Safety Tips for Kids
• Know who you are: Teach children their names, addresses, phone numbers, and about using “911”. Remember to teach them to use the "send" button when using cell phones (important for young kids).
• Know who is a stranger: Define a stranger as anyone the child doesn’t know well. It is important for children to know that people they have seen before are strangers if they do not know them well. And someone can be a stranger even if they look nice or know the child’s name. Tell children not to tell strangers their names or where they live. Do not put a child’s name on the outside of their belongings.
• Use the Buddy System: Teach children to use the “buddy system” and to avoid walking or playing alone outside and in public places.
• Use the yell, run, and tell rule: Teach children to yell, “No,” to run to where there are safe adults, and to tell an adult if they’ve been approached by a stranger. Tell children that yelling and running are better safety ideas than trying to hide.
• Keep a safe distance between yourself and a stranger: Teach children to stay a safe distance (approximately three arm-lengths) away from strangers and strangers cars, even if a stranger seems nice. Teach children to run in the direction opposite from the direction the stranger’s car is traveling. Teach children to walk facing traffic so that they can see if a car stops near them.
• It is all right to fight back: Let children know that if a stranger grabs them, it is okay to yell and fight to get the stranger to let go. Tell them yelling is the most important thing they can do, and to yell “No,” “Help,” or “Help, this is not my parent” to get an adults attention.
• Know about unsafe touches: Teach children the difference between safe and unsafe touches. Ask them to tell you if someone tries to hurt them or touch their private parts, even if that person said it was a secret.
• Home safety: Teach children to keep doors and windows locked when they are home alone, and to go to a neighbor and call 911 if a window is broken or if the door is open when they get home.
• Doorbell safety: Teach children to answer the door by asking, “Who is it?” Tell them to never say that they are alone, and to never open the door when they are alone, unless it is someone their guardian told them to expect and let in. When they are alone, ask them to talk through the door and say, “My parents are busy now, I’ll tell them you stopped by.” Tell children to call 911 immediately if the person will not leave.
• Phone safety: Teach children that is important to never say they are alone when a stranger calls, and to either let the answering machine screen calls or say, “Mom/Dad can’t come to the phone now, can I take a message?” Tell them to hang up if someone is making strange noises, saying scary things, or not saying anything.

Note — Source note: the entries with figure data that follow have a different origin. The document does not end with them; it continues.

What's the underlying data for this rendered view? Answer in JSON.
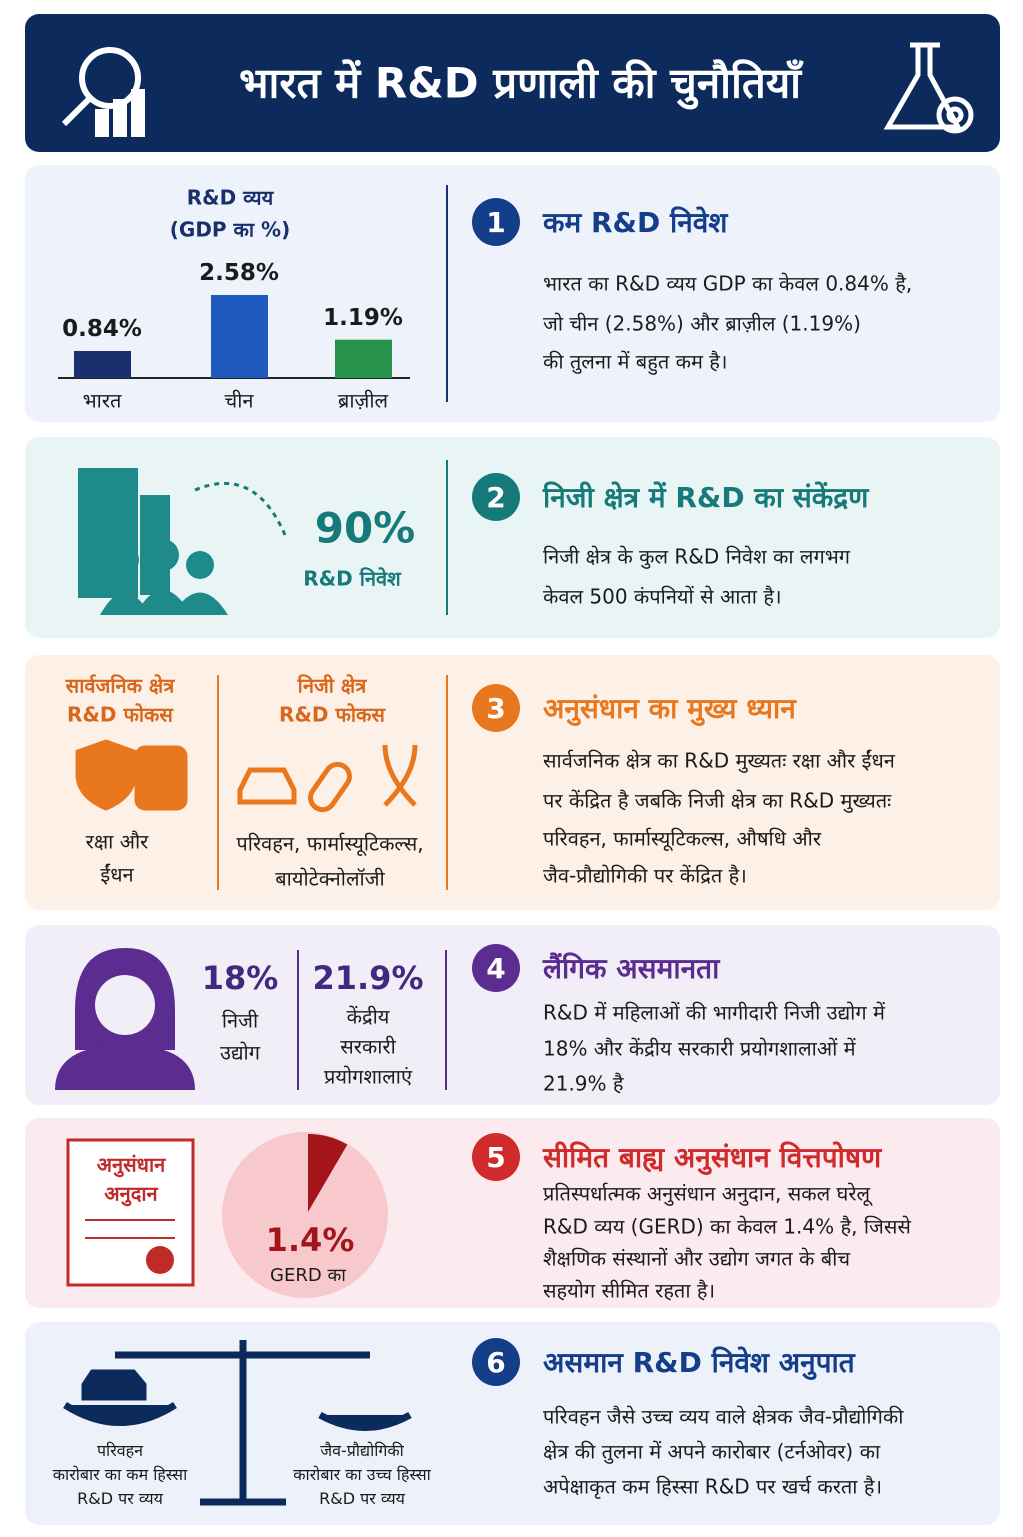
{
  "header": {
    "title": "भारत में R&D प्रणाली की चुनौतियाँ"
  },
  "sections": [
    {
      "number": "1",
      "heading": "कम R&D निवेश",
      "text": [
        "भारत का R&D व्यय GDP का केवल 0.84% है,",
        "जो चीन (2.58%) और ब्राज़ील (1.19%)",
        "की तुलना में बहुत कम है।"
      ],
      "chart": {
        "type": "bar",
        "title": [
          "R&D व्यय",
          "(GDP का %)"
        ],
        "categories": [
          "भारत",
          "चीन",
          "ब्राज़ील"
        ],
        "values": [
          0.84,
          2.58,
          1.19
        ],
        "value_labels": [
          "0.84%",
          "2.58%",
          "1.19%"
        ],
        "colors": [
          "#1a2f6e",
          "#1f5bbf",
          "#26924a"
        ]
      }
    },
    {
      "number": "2",
      "heading": "निजी क्षेत्र में R&D का संकेंद्रण",
      "text": [
        "निजी क्षेत्र के कुल R&D निवेश का लगभग",
        "केवल 500 कंपनियों से आता है।"
      ],
      "stat": "90%",
      "stat_label": "R&D निवेश"
    },
    {
      "number": "3",
      "heading": "अनुसंधान का मुख्य ध्यान",
      "text": [
        "सार्वजनिक क्षेत्र का R&D मुख्यतः रक्षा और ईंधन",
        "पर केंद्रित है जबकि निजी क्षेत्र का R&D मुख्यतः",
        "परिवहन, फार्मास्यूटिकल्स, औषधि और",
        "जैव-प्रौद्योगिकी पर केंद्रित है।"
      ],
      "columns": [
        {
          "title": [
            "सार्वजनिक क्षेत्र",
            "R&D फोकस"
          ],
          "caption": [
            "रक्षा और",
            "ईंधन"
          ]
        },
        {
          "title": [
            "निजी क्षेत्र",
            "R&D फोकस"
          ],
          "caption": [
            "परिवहन, फार्मास्यूटिकल्स,",
            "बायोटेक्नोलॉजी"
          ]
        }
      ]
    },
    {
      "number": "4",
      "heading": "लैंगिक असमानता",
      "text": [
        "R&D में महिलाओं की भागीदारी निजी उद्योग में",
        "18% और केंद्रीय सरकारी प्रयोगशालाओं में",
        "21.9% है"
      ],
      "stats": [
        {
          "value": "18%",
          "label": [
            "निजी",
            "उद्योग"
          ]
        },
        {
          "value": "21.9%",
          "label": [
            "केंद्रीय",
            "सरकारी",
            "प्रयोगशालाएं"
          ]
        }
      ]
    },
    {
      "number": "5",
      "heading": "सीमित बाह्य अनुसंधान वित्तपोषण",
      "text": [
        "प्रतिस्पर्धात्मक अनुसंधान अनुदान, सकल घरेलू",
        "R&D व्यय (GERD) का केवल 1.4% है, जिससे",
        "शैक्षणिक संस्थानों और उद्योग जगत के बीच",
        "सहयोग सीमित रहता है।"
      ],
      "certificate": [
        "अनुसंधान",
        "अनुदान"
      ],
      "pie": {
        "type": "pie",
        "values": [
          1.4
        ],
        "value_labels": [
          "1.4%"
        ],
        "caption": "GERD का",
        "color": "#a3151b"
      }
    },
    {
      "number": "6",
      "heading": "असमान R&D निवेश अनुपात",
      "text": [
        "परिवहन जैसे उच्च व्यय वाले क्षेत्रक जैव-प्रौद्योगिकी",
        "क्षेत्र की तुलना में अपने कारोबार (टर्नओवर) का",
        "अपेक्षाकृत कम हिस्सा R&D पर खर्च करता है।"
      ],
      "left": [
        "परिवहन",
        "कारोबार का कम हिस्सा",
        "R&D पर व्यय"
      ],
      "right": [
        "जैव-प्रौद्योगिकी",
        "कारोबार का उच्च हिस्सा",
        "R&D पर व्यय"
      ]
    }
  ]
}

• School safety: Encourage schools to establish call-back programs so that if a child does not arrive at school on time, his or her guardians are notified within thirty minutes of when the child was expected.

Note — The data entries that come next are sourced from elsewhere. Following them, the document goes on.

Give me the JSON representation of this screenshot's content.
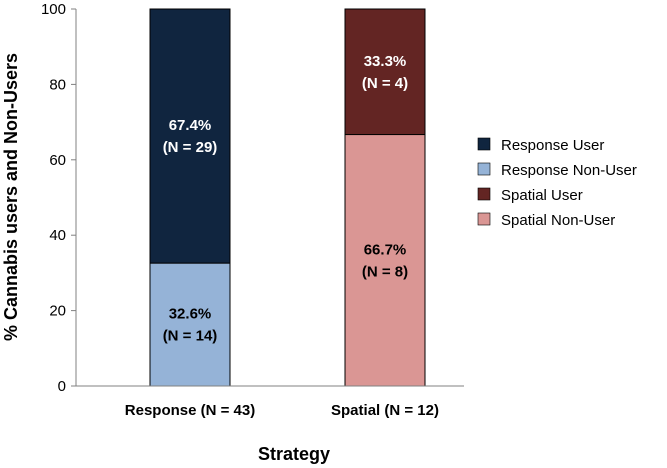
{
  "chart_data": {
    "type": "bar",
    "stacked": true,
    "xlabel": "Strategy",
    "ylabel": "% Cannabis users and Non-Users",
    "ylim": [
      0,
      100
    ],
    "yticks": [
      0,
      20,
      40,
      60,
      80,
      100
    ],
    "grid": false,
    "legend_position": "right",
    "categories": [
      "Response (N = 43)",
      "Spatial (N = 12)"
    ],
    "bars": [
      {
        "category": "Response (N = 43)",
        "segments": [
          {
            "series": "Response Non-User",
            "value": 32.6,
            "label": [
              "32.6%",
              "(N = 14)"
            ],
            "color": "#95b3d7",
            "text_color": "#000000"
          },
          {
            "series": "Response User",
            "value": 67.4,
            "label": [
              "67.4%",
              "(N = 29)"
            ],
            "color": "#10253f",
            "text_color": "#ffffff"
          }
        ]
      },
      {
        "category": "Spatial (N = 12)",
        "segments": [
          {
            "series": "Spatial Non-User",
            "value": 66.7,
            "label": [
              "66.7%",
              "(N = 8)"
            ],
            "color": "#da9694",
            "text_color": "#000000"
          },
          {
            "series": "Spatial User",
            "value": 33.3,
            "label": [
              "33.3%",
              "(N = 4)"
            ],
            "color": "#632523",
            "text_color": "#ffffff"
          }
        ]
      }
    ],
    "legend": [
      {
        "name": "Response User",
        "color": "#10253f"
      },
      {
        "name": "Response Non-User",
        "color": "#95b3d7"
      },
      {
        "name": "Spatial User",
        "color": "#632523"
      },
      {
        "name": "Spatial Non-User",
        "color": "#da9694"
      }
    ]
  }
}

• Internet safety: Put your child’s computer in the family room, or where you can keep an eye on the screen. Teach children that it is not safe to give their last name, address, or phone number to a person on the Internet, and that it is never safe to meet Internet friends in person without a parent’s supervision and consent.
Safety Ideas for Parents
• Records: It is a good idea to keep the following records of your children in a safe place: any custody papers, current photographs, their height and weight, their description (including scars and birthmarks), dental records, fingerprints, and passports. (Once a passport is issued, it makes it difficult for someone else to get another.)
• Knowledge: Know where your children are after school and on weekends (and online). Know the names and phone numbers of your children’s friends and call to introduce yourself to their parents. Teach children to tell you where they will be and to check in with you when they get there and before they are ready to return home.

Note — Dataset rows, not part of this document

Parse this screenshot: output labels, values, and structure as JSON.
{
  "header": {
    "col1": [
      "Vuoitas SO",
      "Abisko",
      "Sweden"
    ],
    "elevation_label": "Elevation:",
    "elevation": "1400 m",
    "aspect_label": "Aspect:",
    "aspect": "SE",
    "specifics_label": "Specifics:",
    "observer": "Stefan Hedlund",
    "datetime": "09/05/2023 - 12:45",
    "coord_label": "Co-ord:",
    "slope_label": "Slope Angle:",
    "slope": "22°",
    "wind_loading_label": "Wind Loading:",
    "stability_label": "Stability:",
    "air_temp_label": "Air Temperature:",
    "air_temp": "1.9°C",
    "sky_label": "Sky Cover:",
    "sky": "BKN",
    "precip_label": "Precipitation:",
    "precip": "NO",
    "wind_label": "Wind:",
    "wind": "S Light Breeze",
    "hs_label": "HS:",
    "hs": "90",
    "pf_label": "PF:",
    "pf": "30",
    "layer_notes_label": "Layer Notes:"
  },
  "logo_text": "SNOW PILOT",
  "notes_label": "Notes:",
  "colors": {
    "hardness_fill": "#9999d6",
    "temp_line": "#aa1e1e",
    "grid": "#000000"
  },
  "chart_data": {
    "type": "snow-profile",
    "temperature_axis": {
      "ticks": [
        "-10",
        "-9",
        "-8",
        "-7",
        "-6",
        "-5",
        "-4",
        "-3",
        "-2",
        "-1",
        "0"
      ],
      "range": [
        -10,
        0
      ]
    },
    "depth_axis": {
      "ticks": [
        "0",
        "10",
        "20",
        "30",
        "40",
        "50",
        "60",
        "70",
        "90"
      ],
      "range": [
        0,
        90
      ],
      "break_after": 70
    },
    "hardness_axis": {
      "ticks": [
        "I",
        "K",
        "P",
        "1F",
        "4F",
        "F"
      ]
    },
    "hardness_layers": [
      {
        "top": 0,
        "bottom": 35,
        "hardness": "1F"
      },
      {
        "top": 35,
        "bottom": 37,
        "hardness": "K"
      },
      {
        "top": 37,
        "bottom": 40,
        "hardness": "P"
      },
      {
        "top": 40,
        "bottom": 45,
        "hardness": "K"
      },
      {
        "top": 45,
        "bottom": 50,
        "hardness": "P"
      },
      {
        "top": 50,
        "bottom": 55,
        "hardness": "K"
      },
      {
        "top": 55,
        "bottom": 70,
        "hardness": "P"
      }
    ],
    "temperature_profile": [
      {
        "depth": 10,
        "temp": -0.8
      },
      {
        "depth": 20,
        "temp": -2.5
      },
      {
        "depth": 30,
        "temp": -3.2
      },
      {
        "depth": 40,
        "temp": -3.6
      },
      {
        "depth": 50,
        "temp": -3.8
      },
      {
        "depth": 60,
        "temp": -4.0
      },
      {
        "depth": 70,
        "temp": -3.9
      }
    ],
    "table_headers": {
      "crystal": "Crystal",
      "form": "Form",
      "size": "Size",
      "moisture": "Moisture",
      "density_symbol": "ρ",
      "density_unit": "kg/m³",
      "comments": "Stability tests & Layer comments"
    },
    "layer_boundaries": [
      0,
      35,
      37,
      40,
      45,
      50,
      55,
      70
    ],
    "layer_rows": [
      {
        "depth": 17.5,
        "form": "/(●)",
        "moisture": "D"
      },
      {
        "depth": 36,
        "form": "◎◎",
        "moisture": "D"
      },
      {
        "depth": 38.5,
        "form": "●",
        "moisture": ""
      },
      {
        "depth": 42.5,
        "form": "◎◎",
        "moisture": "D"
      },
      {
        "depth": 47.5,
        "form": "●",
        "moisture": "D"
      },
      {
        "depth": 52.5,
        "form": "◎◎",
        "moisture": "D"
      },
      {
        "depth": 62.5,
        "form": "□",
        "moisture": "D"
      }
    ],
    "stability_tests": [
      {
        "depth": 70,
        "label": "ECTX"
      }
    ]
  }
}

• Safe people: Create a short list of safe people that you give permission for your children to go with. Tell them to call you before going anywhere with someone not on the list, even if they say it is an emergency. Abductions by non-custodial parents are more common than stranger abductions. If you are divorced and have sole custody of your children, tell them whether their non-custodial parent is on the safe people list. To reduce the chance of potential family abduction, get a clear custody order that specifies visitation rights clearly, and know the non-custodial parent’s social security number, date of birth, current address, and employment. Some parents create a password with older children so that parents can tell a friend the password if they ask them to pick up their child. This is risky with very young children because they can be tricked into telling the password.